Published online by Cambridge University Press: 05 January 2013
Translated by Eric Weinberger
The East-West conflict defined the terms of German-American relations until 1990, considerable fluctuations in the intensity of that conflict notwithstanding. West Germany's dependence on American protection determined where the country stood politically in the later decades of the Cold War, as it had before 1968, and colored the views the West German parties held of the relationship between their country and the United States. The Harmel Report issued by NATO in 1967 had called for equal weight to be given to defense and détente in the interests of European security. West Germany's political parties differed on security policy in large part because they placed different weight on defense and détente and, consequently, placed different value on relations with the United States. Moreover, positive attitudes toward the United States began to fade in the mid-1960s, when America became the focus of criticism - especially from the younger generation - for its methods of warfare in Indochina. The loss of faith in American politics, aggravated by the Watergate scandal, cast increasing doubt on taking America as a role model.

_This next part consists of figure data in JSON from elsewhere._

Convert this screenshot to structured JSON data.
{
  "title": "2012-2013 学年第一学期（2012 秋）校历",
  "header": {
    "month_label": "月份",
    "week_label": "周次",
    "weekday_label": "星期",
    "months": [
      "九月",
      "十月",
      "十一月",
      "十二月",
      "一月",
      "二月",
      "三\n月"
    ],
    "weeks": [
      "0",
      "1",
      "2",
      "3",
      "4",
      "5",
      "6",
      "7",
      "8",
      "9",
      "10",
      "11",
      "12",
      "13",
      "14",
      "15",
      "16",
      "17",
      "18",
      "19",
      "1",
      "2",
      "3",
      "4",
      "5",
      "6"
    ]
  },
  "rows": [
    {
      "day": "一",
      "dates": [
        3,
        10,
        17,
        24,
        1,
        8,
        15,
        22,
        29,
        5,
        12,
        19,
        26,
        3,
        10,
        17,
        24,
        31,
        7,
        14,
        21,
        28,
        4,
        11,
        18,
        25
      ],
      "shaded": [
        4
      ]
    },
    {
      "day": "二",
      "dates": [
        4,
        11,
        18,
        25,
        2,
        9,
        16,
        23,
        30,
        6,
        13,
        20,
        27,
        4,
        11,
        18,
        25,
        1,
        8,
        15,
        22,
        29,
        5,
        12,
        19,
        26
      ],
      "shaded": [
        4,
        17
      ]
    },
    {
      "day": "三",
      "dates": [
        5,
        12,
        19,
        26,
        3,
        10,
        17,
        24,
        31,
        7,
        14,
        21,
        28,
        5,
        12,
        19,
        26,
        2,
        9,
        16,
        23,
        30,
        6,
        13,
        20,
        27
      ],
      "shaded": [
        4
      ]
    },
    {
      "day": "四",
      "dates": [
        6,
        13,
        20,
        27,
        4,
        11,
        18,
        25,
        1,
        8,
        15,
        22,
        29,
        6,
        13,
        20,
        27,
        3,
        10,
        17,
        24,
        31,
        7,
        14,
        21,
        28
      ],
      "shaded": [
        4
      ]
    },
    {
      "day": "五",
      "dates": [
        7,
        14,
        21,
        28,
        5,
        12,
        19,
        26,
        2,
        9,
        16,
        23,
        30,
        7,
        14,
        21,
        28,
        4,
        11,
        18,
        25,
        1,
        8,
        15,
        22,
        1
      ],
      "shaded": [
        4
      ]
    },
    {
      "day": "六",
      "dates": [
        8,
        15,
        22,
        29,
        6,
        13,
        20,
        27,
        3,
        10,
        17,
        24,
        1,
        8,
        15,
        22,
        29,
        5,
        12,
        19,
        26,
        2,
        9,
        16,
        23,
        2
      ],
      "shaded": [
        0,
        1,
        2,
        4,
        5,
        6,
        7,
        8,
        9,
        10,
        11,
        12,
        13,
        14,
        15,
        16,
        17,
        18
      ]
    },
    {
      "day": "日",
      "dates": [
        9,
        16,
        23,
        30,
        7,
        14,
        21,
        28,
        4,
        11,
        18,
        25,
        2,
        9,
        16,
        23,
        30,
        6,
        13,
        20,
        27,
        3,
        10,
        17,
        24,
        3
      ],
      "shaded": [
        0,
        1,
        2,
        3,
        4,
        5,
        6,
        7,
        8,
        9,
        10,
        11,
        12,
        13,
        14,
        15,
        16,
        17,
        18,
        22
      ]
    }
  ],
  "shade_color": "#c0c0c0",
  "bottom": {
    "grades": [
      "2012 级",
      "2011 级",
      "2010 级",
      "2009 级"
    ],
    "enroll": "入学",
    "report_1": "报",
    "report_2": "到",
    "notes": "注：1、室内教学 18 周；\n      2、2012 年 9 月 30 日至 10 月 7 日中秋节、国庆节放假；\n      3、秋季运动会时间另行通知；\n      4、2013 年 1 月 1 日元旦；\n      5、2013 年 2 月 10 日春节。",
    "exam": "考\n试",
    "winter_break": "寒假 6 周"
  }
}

Beginning in the late 1970s, skepticism about the motives and goals of American policy began to spread within the Social Democratic Party of Germany (SPD) and among the Greens. The Reagan administration’s distinctive combination of a focus on American interests, Manichaean worldview, and sense of political mission helped spur the SPD and the Greens to question the wisdom of West Germany’s security dependence on the United States. Their unease would persist throughout the Reagan era. However, the Christian Democratic Union (CDU), the Christian Social Union (CSU), and the Free Democratic Party (FDP) functioned as a domestic counterbalance to those critical of the United States.